1. Field of the Invention
The present invention is directed to an apparatus and method for evaluating an object, particularly an object larger than an aperture of a sensor.
2. Description of Related Art
The use of wavefront sensors, including Shack-Hartmann wavefront sensors, is a known technique for measuring the wavefront of light. The features of a surface, such as a wafer, an optic, etc., may be measured by reflecting light from the surface and directing it to the wavefront sensor. Wavefront sensors determine wavefront error through slope measurement.

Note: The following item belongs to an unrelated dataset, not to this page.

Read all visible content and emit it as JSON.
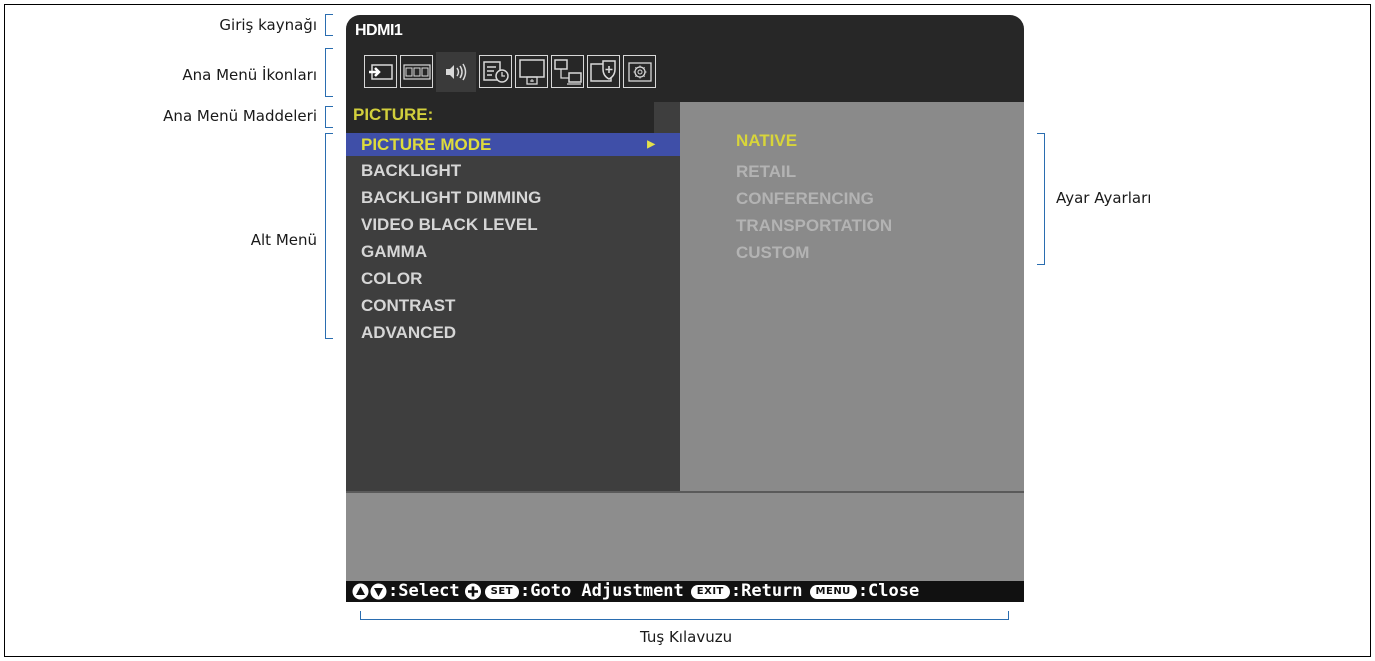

In a Shack-Hartmann test, a plurality of lenslets arranged in an array are used to sample the wavefront. Each lenslet creates a corresponding sub-aperture. The resulting array of spots, which may be interpreted as a physical realization of an optical ray trace, are focused onto a detector. The position of a given focal spot is dependent upon the average wavefront slope over the sub-aperture. The direction of propagation, or wavefront slope, of each of the samples is determined by estimating the focal spot position shift for each lenslet. The wavefront may then be reconstructed from the detected image in a number of known manners. The resolution and sensitivity of the sensor are determined by the lenslet array.
There are several applications of the Shack-Hartmann wavefront sensor. Several of these applications have been extensively developed, with specific devices developed for adaptive optics, measurement of pulsed lasers and laser beam quality, ocular adaptive optics and measurement, and a wide variety of metrology applications. For some applications, the Shack-Hartmann sensor is advantageously applied, since it is relatively insensitive to vibration, independent of source light wavelength, and can be arranged in a simple, compact and robust assembly. A summary of uses of Shack-Hartmann wavefront sensors is set forth in D. R. Neal et al. "Wavefront Sensors for Control and Process Monitoring in Optics Manufacture," Lasers as Tools for Manufacturing II, SPIE Volume 2993 (1997).
However, there are a number of metrology applications where the size of the target is a limiting factor in the application of wavefront or other metrology technology. Examples include large mirrors or optics, commercial glass, flat-panel displays and silicon wafers. While some previous methods have been developed, e.g., U.S. Pat. No. 5,563,709 to Poultney, which is hereby incorporated by reference in its entirety for all purposes, these suffer from a loss of spatial resolution when applied to large elements; and from difficulties in size and calibration.
An example of such a metrology application is the measurement of a silicon wafer. In such a measurement, the key result is the determination of surface defects that affect the fabrication of small features on the silicon wafer. The minimum feature size for microelectronic circuits has steadily decreased since their inception. Where 0.35 .mu.m features are currently the norm, the next generation of circuits will need 0.18 .mu.m or even 0.13 .mu.m. Fabrication of these small features requires the detection (and elimination) of ever smaller size defects. At the same time, the wafer size is getting larger. The current generation of 200 mm wafers is rapidly being supplanted by the 300 mm wafer, with 450 mm wafers planned for the near future. The need for ever better resolution, combined with larger wafers places extremely difficult demands upon the metrology tools.
The current generation of metrology methods is clearly not scalable to the needs of these new processes. Such scaling to larger sizes requires extremely large optics with their associated high cost, large footprint and difficulty of fabrication. Furthermore, the required resolution cannot reasonably be obtained with such methods. The Shack-Hartmann method requires at least four pixels per lenslet. Thus, the resolution over a given aperture is limited. Scaling to larger areas with methods such as disclosed in Poultney, requires the use of cameras with an extremely large number of pixels. While the interferometry methods may be applied to larger areas with less loss in resolution, modern practical methods required the acquisition of 4-6 frames of data. This leads to difficulties in automated inspection in a clean-room environment because of vibration and to throughput reduction when analyzing a large object.
Other applications may be even more stressing than the wafer analysis discussed above. While silicon wafers may be scaled to 300 mm or even 450 mm, flat panel displays are currently being fabricated at 1500.times.600 mm. Scaling of existing metrology tools for single aperture measurement is clearly impractical. Automotive or commercial glass is manufactured in even larger areas, with 4 m wide segments not uncommon. Clearly an alternative technique is needed.
As the feature size to be analyzed decreases, the size of tolerable distortions decreases, and high resolution measurements must be made to insure sufficient surface flatness. This high resolution requirement is incompatible with making measurements over a large area. Further, the calibration of a system for measuring flatness over a large area in a single measurement requires a reference of similar dimensions, which is difficult to produce.
While some solutions, such as those set forth in U.S. Pat. No. 4,689,491 to Lindow et al., U.S. Pat. No. 4,730,927 to Ototake et al. and U.S. Pat. No. 5,293,216 to Moslehi disclose point by point analysis of surfaces, the analyzing disclosed in these patents is very time consuming.